Não gosto de pet
- Lucão
- 14 de jul. de 2023
- 2 min de leitura
Eu gosto de cachorro. Mas não gosto de pet.
Acho o termo ruim. Me lembra um produto, não um cachorro ou um gato. Me faz pensar em consumo. E cachorro, para mim, é outra história. Ou melhor, são muitas histórias. Com pet não tenho nenhuma.
Na infância, tive muitos cachorros. Principalmente na casa das minhas avós. Morria um, aparecia outro. Ora preto, ora branco ou bege. Sem pensar muito, me lembro da Duda, uma cachorra preta que ficou na casa da avó materna por uma década. Era uma vira-lata de pelos pretos e compridos. Baixinha, pernas curtas. Quando corria, fazia um esforço danado, pois tinha que movimentar ligeiro as patas para sair do lugar. E seus pelos balançavam como se fossem os cabelos compridos de uma pessoa com cabelos compridos correndo. Não precisava pentear, Duda estava sempre arrumada, esta é a memória que eu tenho.

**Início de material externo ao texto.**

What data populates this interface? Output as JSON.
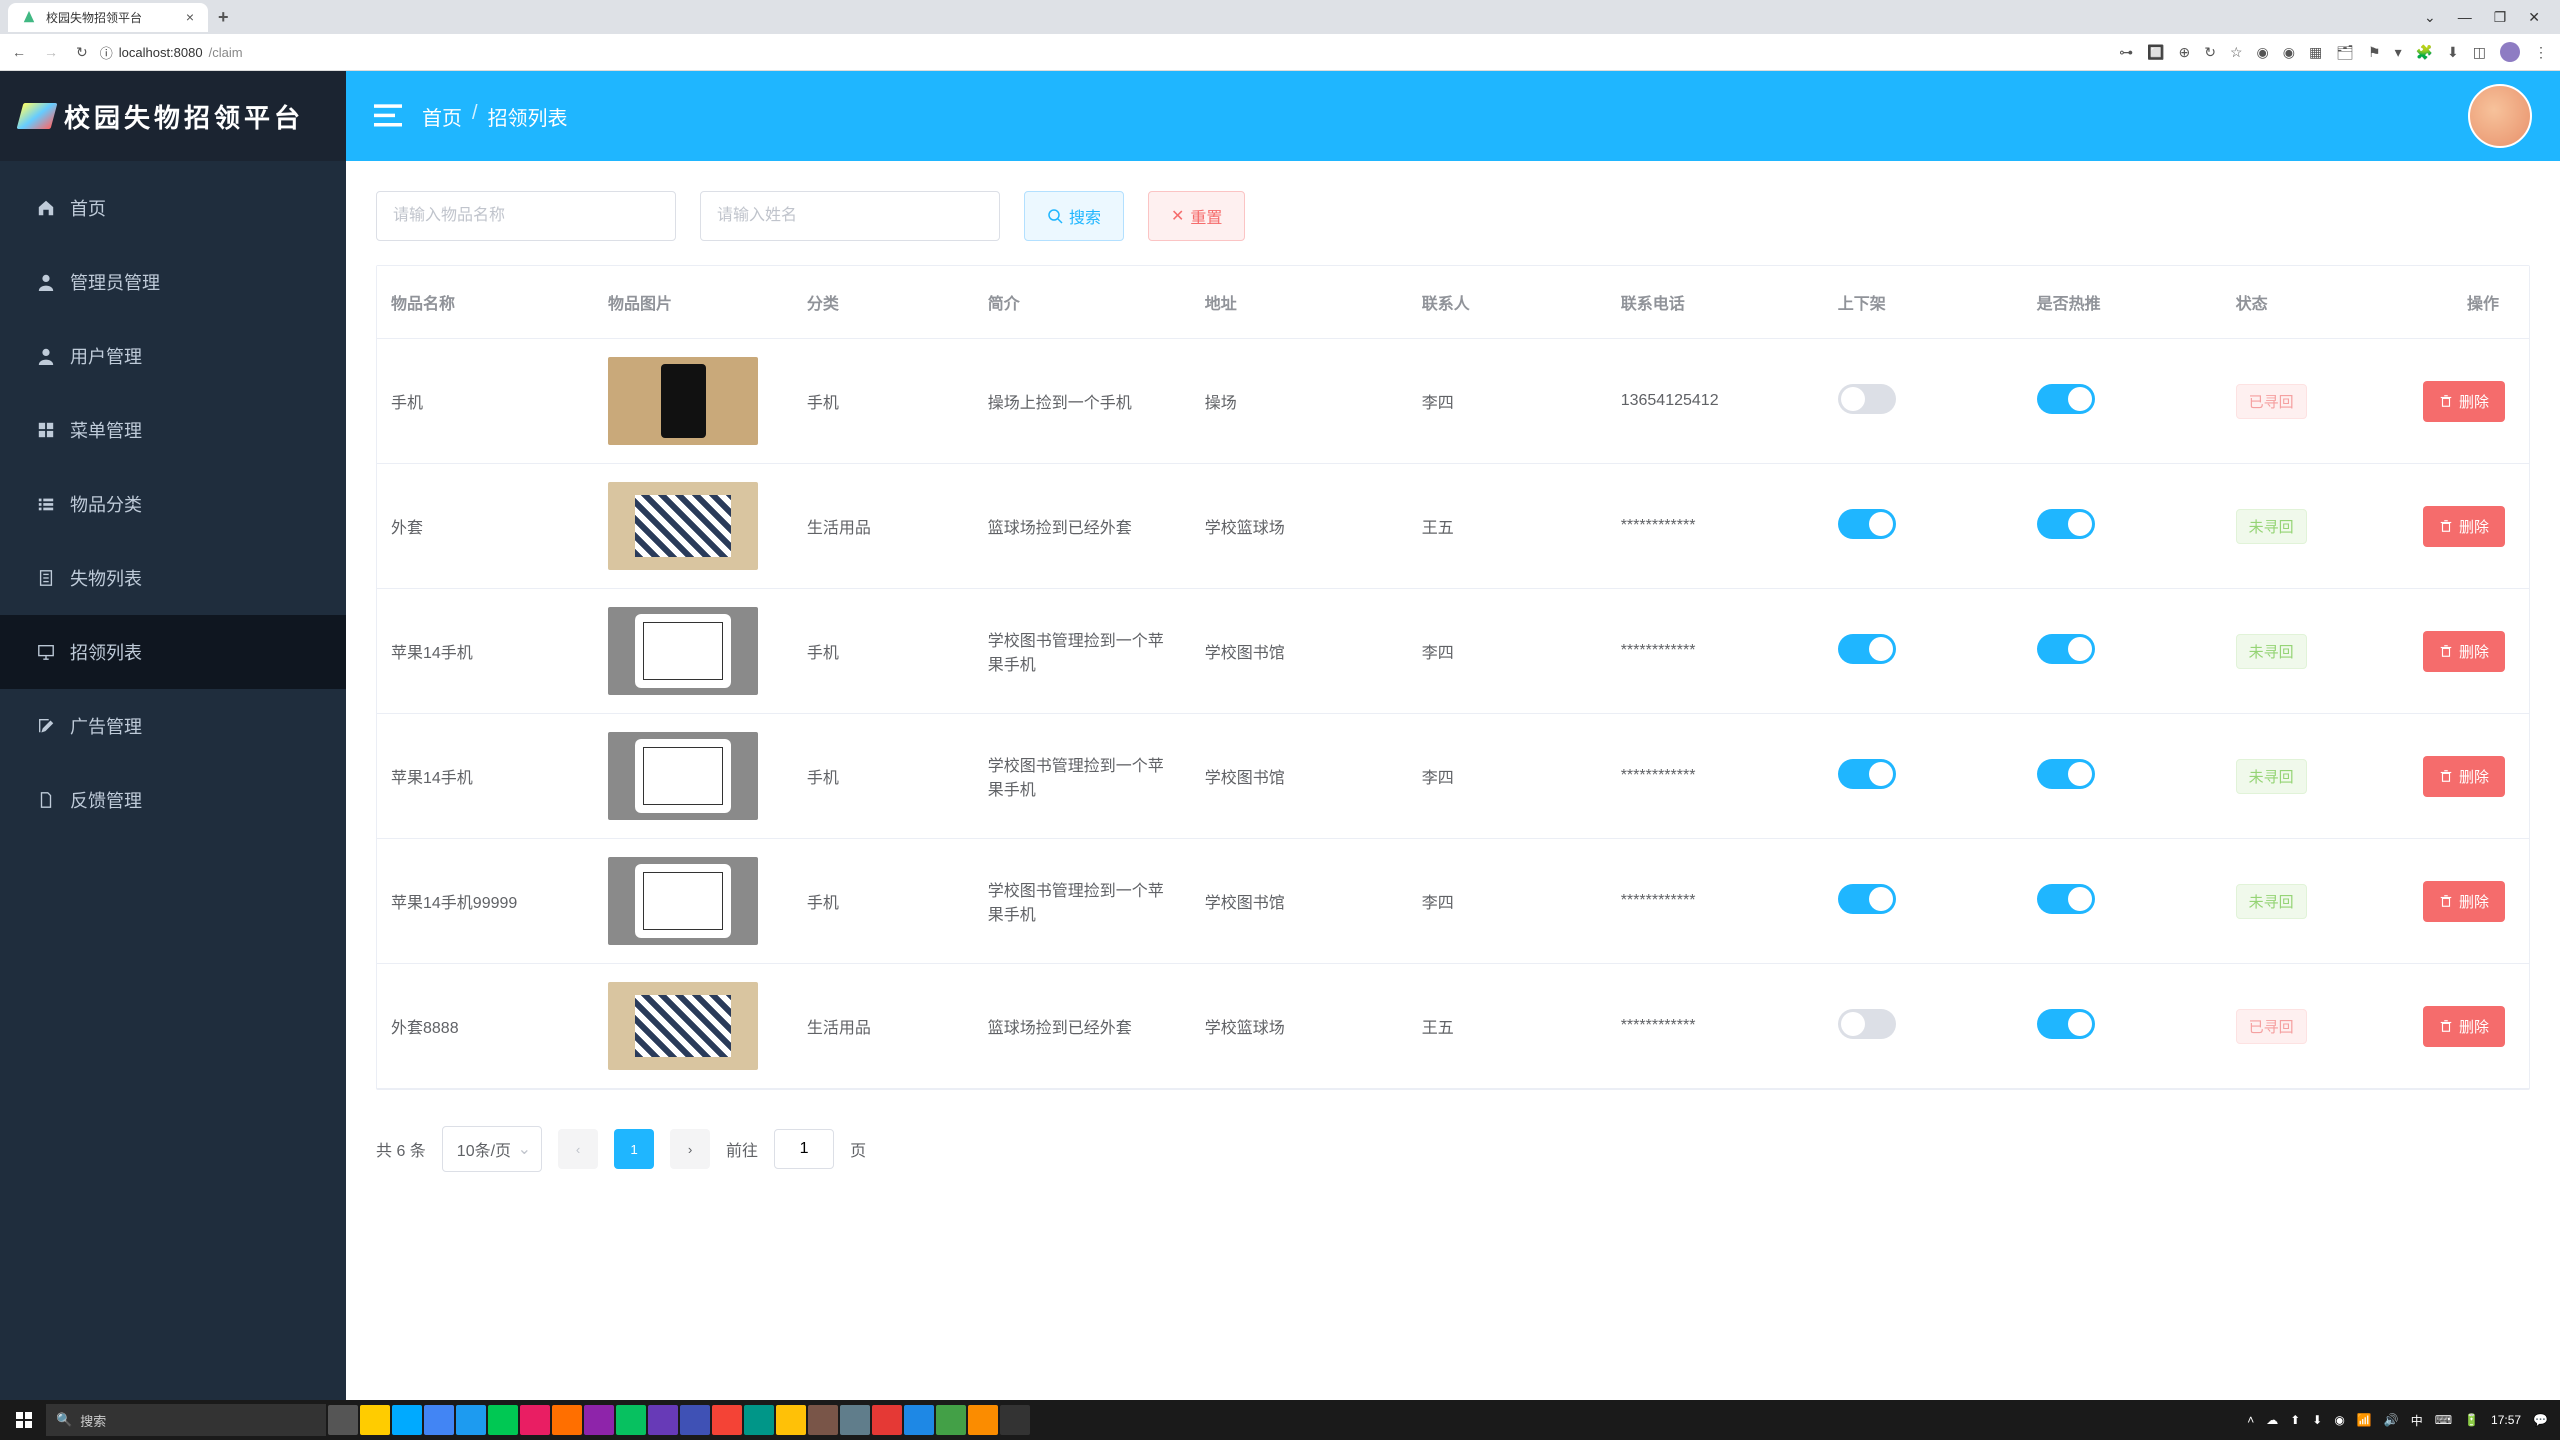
{
  "browser": {
    "tab_title": "校园失物招领平台",
    "url_prefix": "localhost:8080",
    "url_path": "/claim",
    "win_min": "—",
    "win_max": "❐",
    "win_close": "✕",
    "win_chev": "⌄"
  },
  "app": {
    "logo_text": "校园失物招领平台"
  },
  "sidebar": {
    "items": [
      {
        "icon": "home",
        "label": "首页"
      },
      {
        "icon": "user",
        "label": "管理员管理"
      },
      {
        "icon": "user",
        "label": "用户管理"
      },
      {
        "icon": "grid",
        "label": "菜单管理"
      },
      {
        "icon": "list",
        "label": "物品分类"
      },
      {
        "icon": "doc",
        "label": "失物列表"
      },
      {
        "icon": "monitor",
        "label": "招领列表"
      },
      {
        "icon": "edit",
        "label": "广告管理"
      },
      {
        "icon": "file",
        "label": "反馈管理"
      }
    ],
    "active_index": 6
  },
  "breadcrumb": {
    "home": "首页",
    "current": "招领列表"
  },
  "search": {
    "name_placeholder": "请输入物品名称",
    "contact_placeholder": "请输入姓名",
    "search_label": "搜索",
    "reset_label": "重置"
  },
  "table": {
    "headers": {
      "name": "物品名称",
      "image": "物品图片",
      "category": "分类",
      "intro": "简介",
      "address": "地址",
      "contact": "联系人",
      "phone": "联系电话",
      "updown": "上下架",
      "hot": "是否热推",
      "status": "状态",
      "action": "操作"
    },
    "rows": [
      {
        "name": "手机",
        "img": "phone",
        "category": "手机",
        "intro": "操场上捡到一个手机",
        "address": "操场",
        "contact": "李四",
        "phone": "13654125412",
        "updown": false,
        "hot": true,
        "status": "found"
      },
      {
        "name": "外套",
        "img": "jacket",
        "category": "生活用品",
        "intro": "篮球场捡到已经外套",
        "address": "学校篮球场",
        "contact": "王五",
        "phone": "************",
        "updown": true,
        "hot": true,
        "status": "notfound"
      },
      {
        "name": "苹果14手机",
        "img": "ipad",
        "category": "手机",
        "intro": "学校图书管理捡到一个苹果手机",
        "address": "学校图书馆",
        "contact": "李四",
        "phone": "************",
        "updown": true,
        "hot": true,
        "status": "notfound"
      },
      {
        "name": "苹果14手机",
        "img": "ipad",
        "category": "手机",
        "intro": "学校图书管理捡到一个苹果手机",
        "address": "学校图书馆",
        "contact": "李四",
        "phone": "************",
        "updown": true,
        "hot": true,
        "status": "notfound"
      },
      {
        "name": "苹果14手机99999",
        "img": "ipad",
        "category": "手机",
        "intro": "学校图书管理捡到一个苹果手机",
        "address": "学校图书馆",
        "contact": "李四",
        "phone": "************",
        "updown": true,
        "hot": true,
        "status": "notfound"
      },
      {
        "name": "外套8888",
        "img": "jacket",
        "category": "生活用品",
        "intro": "篮球场捡到已经外套",
        "address": "学校篮球场",
        "contact": "王五",
        "phone": "************",
        "updown": false,
        "hot": true,
        "status": "found"
      }
    ],
    "status_labels": {
      "found": "已寻回",
      "notfound": "未寻回"
    },
    "delete_label": "删除"
  },
  "pagination": {
    "total_text": "共 6 条",
    "page_size": "10条/页",
    "current": "1",
    "goto_prefix": "前往",
    "goto_value": "1",
    "goto_suffix": "页"
  },
  "taskbar": {
    "search_placeholder": "搜索",
    "time": "17:57"
  }
}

Outra lembrança: meus irmãos gostavam de dizer que eu tinha medo de cachorro. Mentira. Não tinha. Talvez eles tenham me visto com medo de algum cachorro, um instante de medo, não um medo eterno. Repetiram essa história por anos, até virar verdade. Mas não tenho medo. Falamos disso até hoje nos nossos encontros em família. O Lucas tem medo de cachorro... Eles soltam a frase no ar e vão embora, enquanto eu acaricio os pelos de algum cachorro por ali.
Na semana passada li uma notícia na internet que me deixou triste. A manchete era mais ou menos assim: “Talvez você esteja andando errado com o seu pet. Leia dicas de especialistas.” Demorei a lembrar que pet era cachorro e não uma garrafa de plástico. Aliás, eu compreendo a ideia de andar com o pet pela rua preso a uma coleira. Realmente entendo, sei que é preciso andar assim com o doguinho para que ele não fuja ou saia correndo ou morda alguém. Mas quando penso na cena do cachorro preso pelo pescoço ou peito, acho triste. A gente aprisiona o pet na nossa casa e, depois, para ele sair, só pode ser de coleira. E ele sai feliz, pois é isso que o cachorro-pet sabe sobre felicidade. E isso é triste.
Quando tentei traduzir a matéria para as minhas palavras, ficou pior: é possível que você esteja andando errado com o cachorro que você aprisionou no seu apartamento de cinquenta metros quadrados; talvez você precise de dicas para colocar uma coleira no seu pet e andar pelas ruas.
O pet, para mim, é um bicho mais triste que um cachorro. Um bicho mais preso, mais limitado, fadado a comer um produto industrializado chamado de ração, que nós inventamos depois que tiramos suas comidas suculentas. Talvez pet seja mesmo uma boa palavra para definir um animal entristecido.
Sei que estou pegando pesado. Talvez seja a emoção. Enquanto escrevo esta crônica, lido com a notícia que o Fred, o cachorro da minha irmã, o que vivia na casa da minha mãe há 15 anos, o que me viu virar adulto, morreu. Sinto que estou meio triste por ele. Sinto que estou meio pet.
Que tristeza é a morte de um cachorro. Que tristeza é a vida de um pet.